The Chronological File comprises materials in folders originally received with the label "Chronological File" and contains correspondence, meoranda, minutes, reports, printed material, and newspaper clippings pertaining to Rivlin's membership on various boards, panels, and organizations. A subgroup of files pertaining to Rivlin's various tenures at The Brookings Institution is also found in this series.
The Subject Files contain correspondence, memoranda, minutes, reports, printed material, and newspaper clippings pertaining to Rivlin's membership on various boards, panels and organizations, travels as director of the Office of Management and Budget and the Board of Governors of the Federal Reserve System, and her involvement with different projects, initiatives, and events associated with her work at the Brookings Institution. Many subject files include notes, talking points, or drafts of remarks presented at different events, and related materials for Rivlin’s appearances at academic institutions or professional organizations can be found in the Publications and Writings series. Subject files from 1999 onward reflect Rivlin’s growing involvement in research regarding the Washington, D.C. metropolitan area and coincide with her tenure as the director of the Brookings-Greater Washington Research Program from 2001-2009.

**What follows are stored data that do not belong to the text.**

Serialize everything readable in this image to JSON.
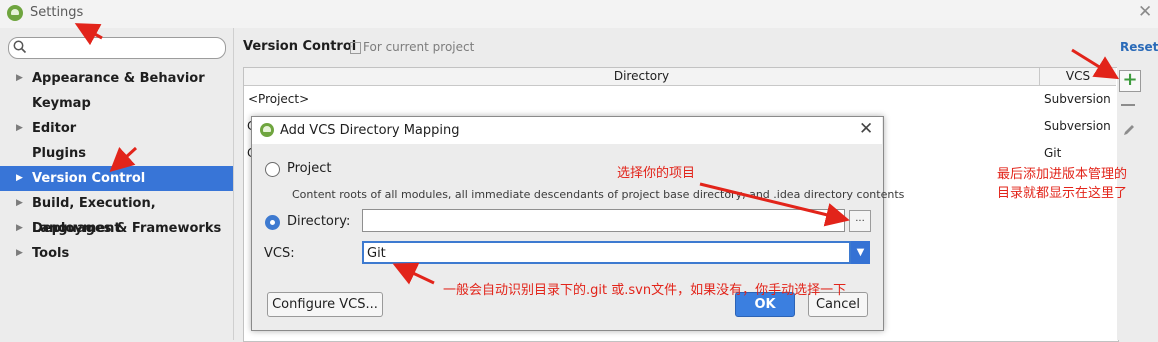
{
  "window": {
    "title": "Settings"
  },
  "search": {
    "placeholder": ""
  },
  "sidebar": {
    "items": [
      {
        "label": "Appearance & Behavior",
        "expandable": true,
        "selected": false
      },
      {
        "label": "Keymap",
        "expandable": false,
        "selected": false
      },
      {
        "label": "Editor",
        "expandable": true,
        "selected": false
      },
      {
        "label": "Plugins",
        "expandable": false,
        "selected": false
      },
      {
        "label": "Version Control",
        "expandable": true,
        "selected": true
      },
      {
        "label": "Build, Execution, Deployment",
        "expandable": true,
        "selected": false
      },
      {
        "label": "Languages & Frameworks",
        "expandable": true,
        "selected": false
      },
      {
        "label": "Tools",
        "expandable": true,
        "selected": false
      }
    ]
  },
  "header": {
    "title": "Version Control",
    "subtitle": "For current project",
    "reset_label": "Reset"
  },
  "mappings": {
    "columns": [
      "Directory",
      "VCS"
    ],
    "rows": [
      {
        "directory": "<Project>",
        "vcs": "Subversion"
      },
      {
        "directory": "C",
        "vcs": "Subversion"
      },
      {
        "directory": "C",
        "vcs": "Git"
      }
    ]
  },
  "dialog": {
    "title": "Add VCS Directory Mapping",
    "option_project": "Project",
    "project_description": "Content roots of all modules, all immediate descendants of project base directory, and .idea directory contents",
    "option_directory": "Directory:",
    "directory_value": "",
    "browse_label": "...",
    "vcs_label": "VCS:",
    "vcs_value": "Git",
    "selected_option": "Directory",
    "configure_label": "Configure VCS...",
    "ok_label": "OK",
    "cancel_label": "Cancel"
  },
  "annotations": {
    "select_project": "选择你的项目",
    "added_note_line1": "最后添加进版本管理的",
    "added_note_line2": "目录就都显示在这里了",
    "vcs_note": "一般会自动识别目录下的.git 或.svn文件，如果没有，你手动选择一下"
  },
  "colors": {
    "accent": "#3875d7",
    "annotation": "#e2241a",
    "ok_button": "#3b7fe0"
  },
  "icons": [
    "android-studio-icon",
    "search-icon",
    "close-icon",
    "project-icon",
    "add-icon",
    "remove-icon",
    "edit-icon",
    "chevron-down-icon"
  ]
}
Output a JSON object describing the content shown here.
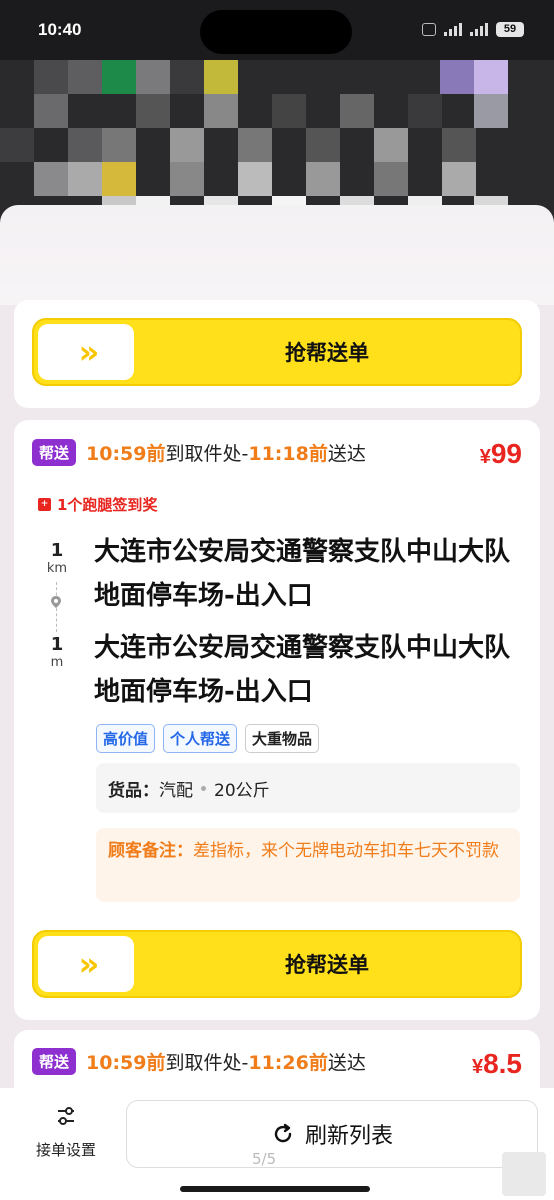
{
  "status_bar": {
    "time": "10:40",
    "battery": "59"
  },
  "first_card": {
    "grab_button_label": "抢帮送单",
    "grab_chevron": "»"
  },
  "order1": {
    "type_tag": "帮送",
    "pickup_time": "10:59前",
    "pickup_text": "到取件处-",
    "deliver_time": "11:18前",
    "deliver_text": "送达",
    "price_currency": "¥",
    "price_value": "99",
    "reward": "1个跑腿签到奖",
    "pickup_distance": {
      "num": "1",
      "unit": "km"
    },
    "deliver_distance": {
      "num": "1",
      "unit": "m"
    },
    "pickup_address": "大连市公安局交通警察支队中山大队地面停车场-出入口",
    "deliver_address": "大连市公安局交通警察支队中山大队地面停车场-出入口",
    "tags": [
      "高价值",
      "个人帮送",
      "大重物品"
    ],
    "goods_label": "货品：",
    "goods_name": "汽配",
    "goods_weight": "20公斤",
    "note_label": "顾客备注：",
    "note_text": "差指标，来个无牌电动车扣车七天不罚款",
    "grab_button_label": "抢帮送单",
    "grab_chevron": "»"
  },
  "order2": {
    "type_tag": "帮送",
    "pickup_time": "10:59前",
    "pickup_text": "到取件处-",
    "deliver_time": "11:26前",
    "deliver_text": "送达",
    "price_currency": "¥",
    "price_value": "8.5"
  },
  "bottom": {
    "settings_label": "接单设置",
    "refresh_label": "刷新列表",
    "pager": "5/5"
  }
}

The Publications and Writings series contains speeches, notes, congressional testimony, interviews, articles, reviews, project proposals, newspaper articles, reports and studies authored by Rivlin, and materials featuring Rivlin and her work. While early publications reflect Rivlin’s work at HEW, the bulk of the materials in this series is related to her work at the Brookings Institution and appearances at various events, academic lectures, and conferences. Materials in the notes subgroup largely capture Rivlin’s work at the Office of Management and Budget from 1993 to 1996. Also collected in this series is a group of newspaper editorials for The Washington Post authored by Rivlin between 1969 and 1973 on various topics in contemporary American economics, as well as a group of features and mentions of Rivlin in miscellaneous publications, often involving lengthy interviews or discussions of Rivlin’s work and opinions.
The Printed Matter series is comprised of published writings and articles, unpublished drafts, and other printed materials not authored by Rivlin. While some materials may contain annotations by Rivlin, most do not. Subjects covered by the materials include the federal budget and its deficit and financial management, education, energy taxes, federalism, healthcare and long term care, poverty, social security, state fiscal policy, general tax policy, and welfare. Also included in this series is a digital file of a report compiled by an unknown author surveying Rivlin’s writings and summarizing her views and opinions on many of the topics in this series.
The Clippings File contains newspaper and magazine clippings featuring or mentioning Rivlin. Many clippings were originally collected via professional press clipping agencies.
The Personal File includes personal and biographical material, portrait photographs and candid images taken at professional events, employment records and curriculum vitae, and personal travel and vacation itineraries.